Account to hold financial securities in electronic form

A demat account is an Indian term for a dematerialized account that holds financial securities (equity or debt) digitally for traded shares in the stock market. In India, demat accounts are maintained by two depository organizations: the National Securities Depository Limited and the Central Depository Services Limited.

A depository participant (DP), such as a bank, acts as an intermediary between the investor and the depository. In India, a DP is described as an agent of the depository. The relationship between the DPs and the depository is governed by an agreement made between the two under the Depositories Act.

A security is a tradable financial asset; the term commonly refers to any form of a financial instrument, but its legal definition varies by jurisdiction. Purchases and sales of securities on the demat account are automatically made once transactions are confirmed and completed.

== Types of demat accounts ==
There are three types of demat accounts offered by depository participants:

- Regular demat accounts
- Repatriable demat accounts (allows foreign funds and transfers abroad)
- Non-repatriable demat accounts

==Fees==
There are four major charges usually levied on a demat account: account opening fee, annual maintenance fee, custodian fee and transaction fee. Charges for all fees vary by depository participant.

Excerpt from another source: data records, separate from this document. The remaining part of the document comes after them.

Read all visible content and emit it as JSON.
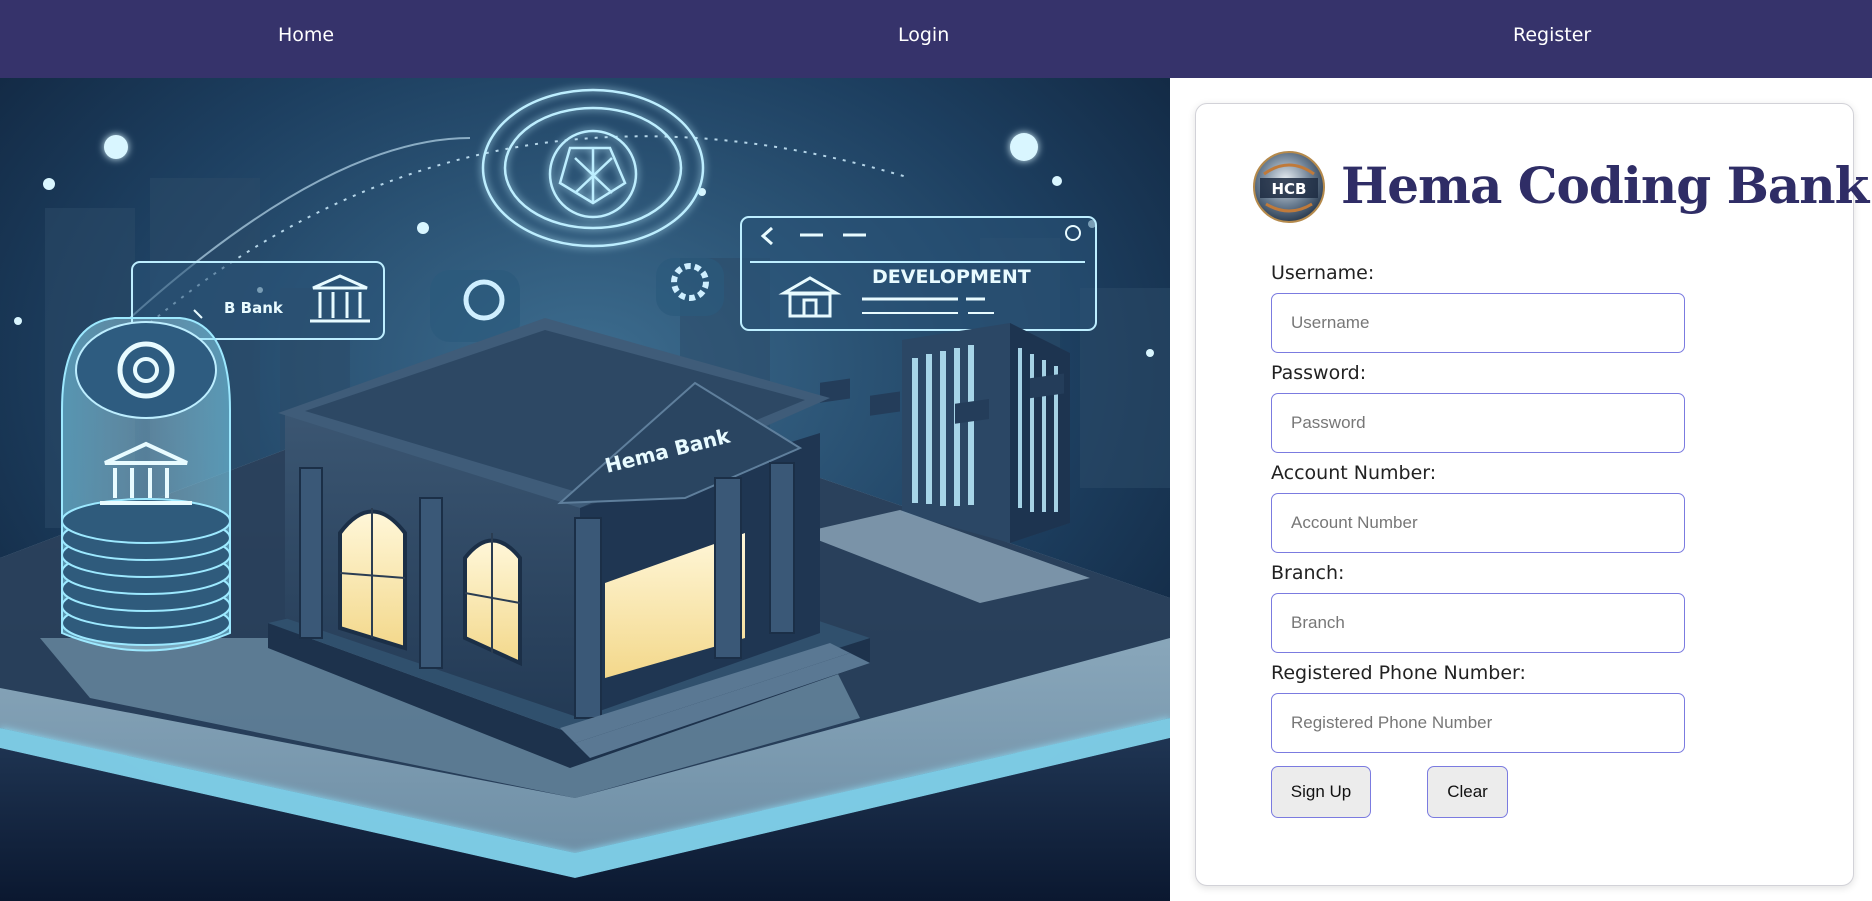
{
  "nav": {
    "home": "Home",
    "login": "Login",
    "register": "Register"
  },
  "hero": {
    "building_sign": "Hema Bank",
    "card_left_text": "B Bank",
    "card_right_text": "DEVELOPMENT"
  },
  "brand": {
    "title": "Hema Coding Bank",
    "logo_text": "HCB"
  },
  "form": {
    "username_label": "Username:",
    "username_placeholder": "Username",
    "password_label": "Password:",
    "password_placeholder": "Password",
    "account_label": "Account Number:",
    "account_placeholder": "Account Number",
    "branch_label": "Branch:",
    "branch_placeholder": "Branch",
    "phone_label": "Registered Phone Number:",
    "phone_placeholder": "Registered Phone Number",
    "signup_label": "Sign Up",
    "clear_label": "Clear"
  },
  "colors": {
    "nav_bg": "#36336b",
    "brand": "#2f2d66",
    "input_border": "#7b7be0",
    "hero_bg": "#0f2540",
    "hero_glow": "#8fe6ff"
  }
}
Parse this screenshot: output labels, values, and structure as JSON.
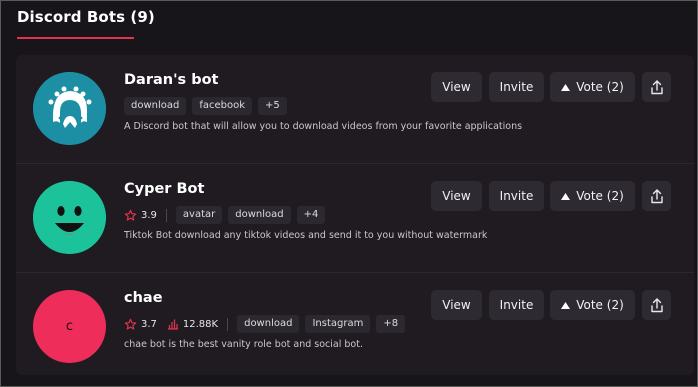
{
  "section": {
    "title": "Discord Bots (9)"
  },
  "bots": [
    {
      "name": "Daran's bot",
      "tags": [
        "download",
        "facebook",
        "+5"
      ],
      "description": "A Discord bot that will allow you to download videos from your favorite applications",
      "avatar_color": "#1d8fa5",
      "avatar_icon": "octopus-logo-icon",
      "buttons": {
        "view": "View",
        "invite": "Invite",
        "vote": "Vote (2)"
      }
    },
    {
      "name": "Cyper Bot",
      "rating": "3.9",
      "tags": [
        "avatar",
        "download",
        "+4"
      ],
      "description": "Tiktok Bot download any tiktok videos and send it to you without watermark",
      "avatar_color": "#1cc29a",
      "avatar_icon": "smiley-face-icon",
      "buttons": {
        "view": "View",
        "invite": "Invite",
        "vote": "Vote (2)"
      }
    },
    {
      "name": "chae",
      "rating": "3.7",
      "servers": "12.88K",
      "avatar_letter": "c",
      "tags": [
        "download",
        "Instagram",
        "+8"
      ],
      "description": "chae bot is the best vanity role bot and social bot.",
      "avatar_color": "#ee2d5a",
      "buttons": {
        "view": "View",
        "invite": "Invite",
        "vote": "Vote (2)"
      }
    }
  ],
  "colors": {
    "accent": "#e0334f",
    "star": "#e0334f"
  }
}
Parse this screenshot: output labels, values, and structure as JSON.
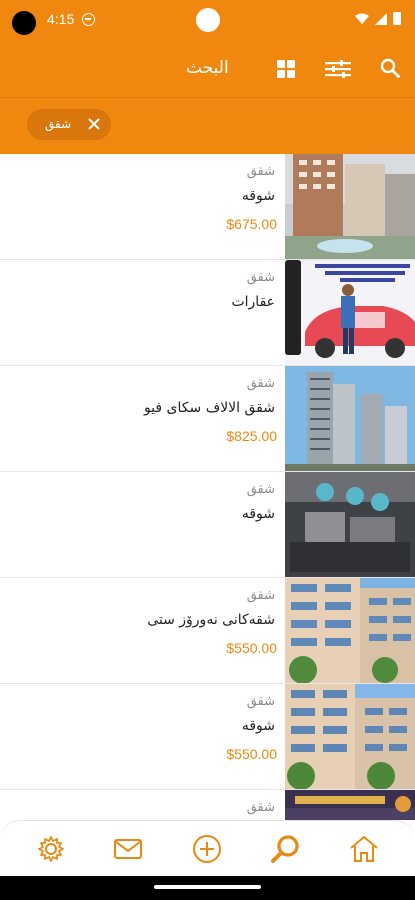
{
  "status_bar": {
    "time": "4:15"
  },
  "app_bar": {
    "title": "البحث",
    "icons": [
      "grid-view-icon",
      "filter-sliders-icon",
      "search-icon"
    ]
  },
  "filter_chip": {
    "label": "شقق",
    "icon": "close-icon"
  },
  "colors": {
    "primary": "#f0870f",
    "chip": "#d9760c",
    "price": "#e88a12"
  },
  "listings": [
    {
      "category": "شقق",
      "name": "شوقە",
      "price": "$675.00"
    },
    {
      "category": "شقق",
      "name": "عقارات",
      "price": ""
    },
    {
      "category": "شقق",
      "name": "شقق الالاف سكاى فيو",
      "price": "$825.00"
    },
    {
      "category": "شقق",
      "name": "شوقە",
      "price": ""
    },
    {
      "category": "شقق",
      "name": "شقەکانی نەورۆز ستی",
      "price": "$550.00"
    },
    {
      "category": "شقق",
      "name": "شوقە",
      "price": "$550.00"
    },
    {
      "category": "شقق",
      "name": "",
      "price": ""
    }
  ],
  "bottom_nav": [
    "settings-icon",
    "mail-icon",
    "add-icon",
    "search-icon",
    "home-icon"
  ]
}
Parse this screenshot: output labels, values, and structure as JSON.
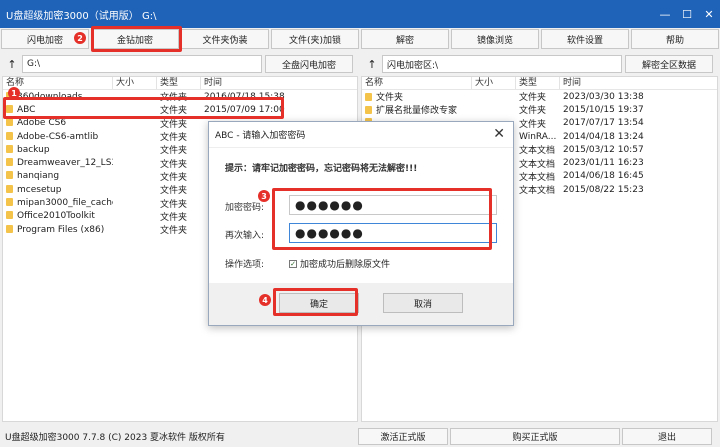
{
  "window": {
    "title": "U盘超级加密3000（试用版）  G:\\",
    "minimize": "—",
    "maximize": "☐",
    "close": "✕"
  },
  "toolbar": [
    "闪电加密",
    "金钻加密",
    "文件夹伪装",
    "文件(夹)加锁",
    "解密",
    "镜像浏览",
    "软件设置",
    "帮助"
  ],
  "left_pane": {
    "path": "G:\\",
    "action_button": "全盘闪电加密",
    "columns": [
      "名称",
      "大小",
      "类型",
      "时间"
    ],
    "rows": [
      {
        "name": "360downloads",
        "type": "文件夹",
        "time": "2016/07/18 15:38"
      },
      {
        "name": "ABC",
        "type": "文件夹",
        "time": "2015/07/09 17:00"
      },
      {
        "name": "Adobe CS6",
        "type": "文件夹",
        "time": ""
      },
      {
        "name": "Adobe-CS6-amtlib",
        "type": "文件夹",
        "time": ""
      },
      {
        "name": "backup",
        "type": "文件夹",
        "time": ""
      },
      {
        "name": "Dreamweaver_12_LS3",
        "type": "文件夹",
        "time": ""
      },
      {
        "name": "hanqiang",
        "type": "文件夹",
        "time": ""
      },
      {
        "name": "mcesetup",
        "type": "文件夹",
        "time": ""
      },
      {
        "name": "mipan3000_file_cache",
        "type": "文件夹",
        "time": ""
      },
      {
        "name": "Office2010Toolkit",
        "type": "文件夹",
        "time": ""
      },
      {
        "name": "Program Files (x86)",
        "type": "文件夹",
        "time": ""
      }
    ]
  },
  "right_pane": {
    "path": "闪电加密区:\\",
    "action_button": "解密全区数据",
    "columns": [
      "名称",
      "大小",
      "类型",
      "时间"
    ],
    "rows": [
      {
        "name": "文件夹",
        "type": "文件夹",
        "time": "2023/03/30 13:38"
      },
      {
        "name": "扩展名批量修改专家",
        "type": "文件夹",
        "time": "2015/10/15 19:37"
      },
      {
        "name": "",
        "type": "文件夹",
        "time": "2017/07/17 13:54"
      },
      {
        "name": "",
        "type": "WinRA...",
        "time": "2014/04/18 13:24"
      },
      {
        "name": "",
        "type": "文本文档",
        "time": "2015/03/12 10:57"
      },
      {
        "name": "",
        "type": "文本文档",
        "time": "2023/01/11 16:23"
      },
      {
        "name": "",
        "type": "文本文档",
        "time": "2014/06/18 16:45"
      },
      {
        "name": "",
        "type": "文本文档",
        "time": "2015/08/22 15:23"
      }
    ]
  },
  "dialog": {
    "title": "ABC - 请输入加密密码",
    "hint": "提示：请牢记加密密码，忘记密码将无法解密!!!",
    "password_label": "加密密码:",
    "password_value": "●●●●●●",
    "confirm_label": "再次输入:",
    "confirm_value": "●●●●●●",
    "option_label": "操作选项:",
    "option_checkbox": "加密成功后删除原文件",
    "ok": "确定",
    "cancel": "取消"
  },
  "status": {
    "text": "U盘超级加密3000 7.7.8 (C) 2023 夏冰软件 版权所有",
    "buttons": [
      "激活正式版",
      "购买正式版",
      "退出"
    ]
  },
  "badges": [
    "1",
    "2",
    "3",
    "4"
  ],
  "colors": {
    "titlebar": "#1f63b8",
    "highlight": "#e5302a",
    "folder": "#f3c34a"
  }
}
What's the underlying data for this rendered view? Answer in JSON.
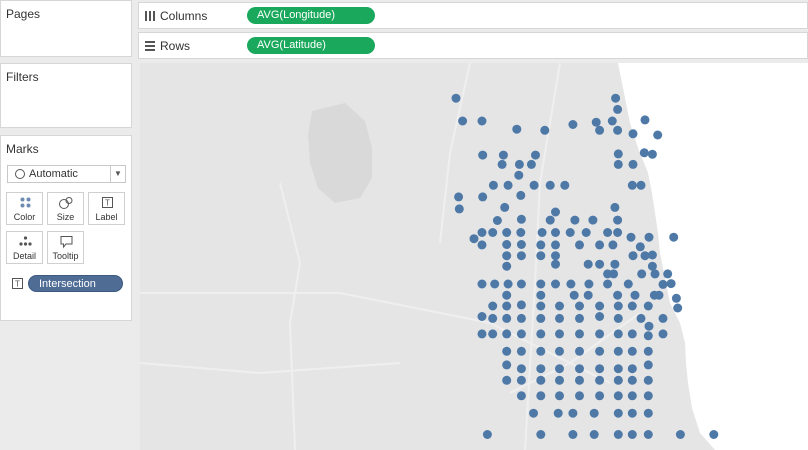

- Account-opening fee - There may not be an opening account fee. Private banks do not have one, but other entities do impose an opening fee.
- Maintenance fee - This is also known as folio maintenance charges, and is generally levied in advance. It is charged on an annual or monthly basis.
- Custodian fee - A fee for holding the securities.
- Transaction fee - A fee per transaction.

==Documents required==
Opening a demat account requires providing documents that fulfill the requirements of Know Your Customer rules.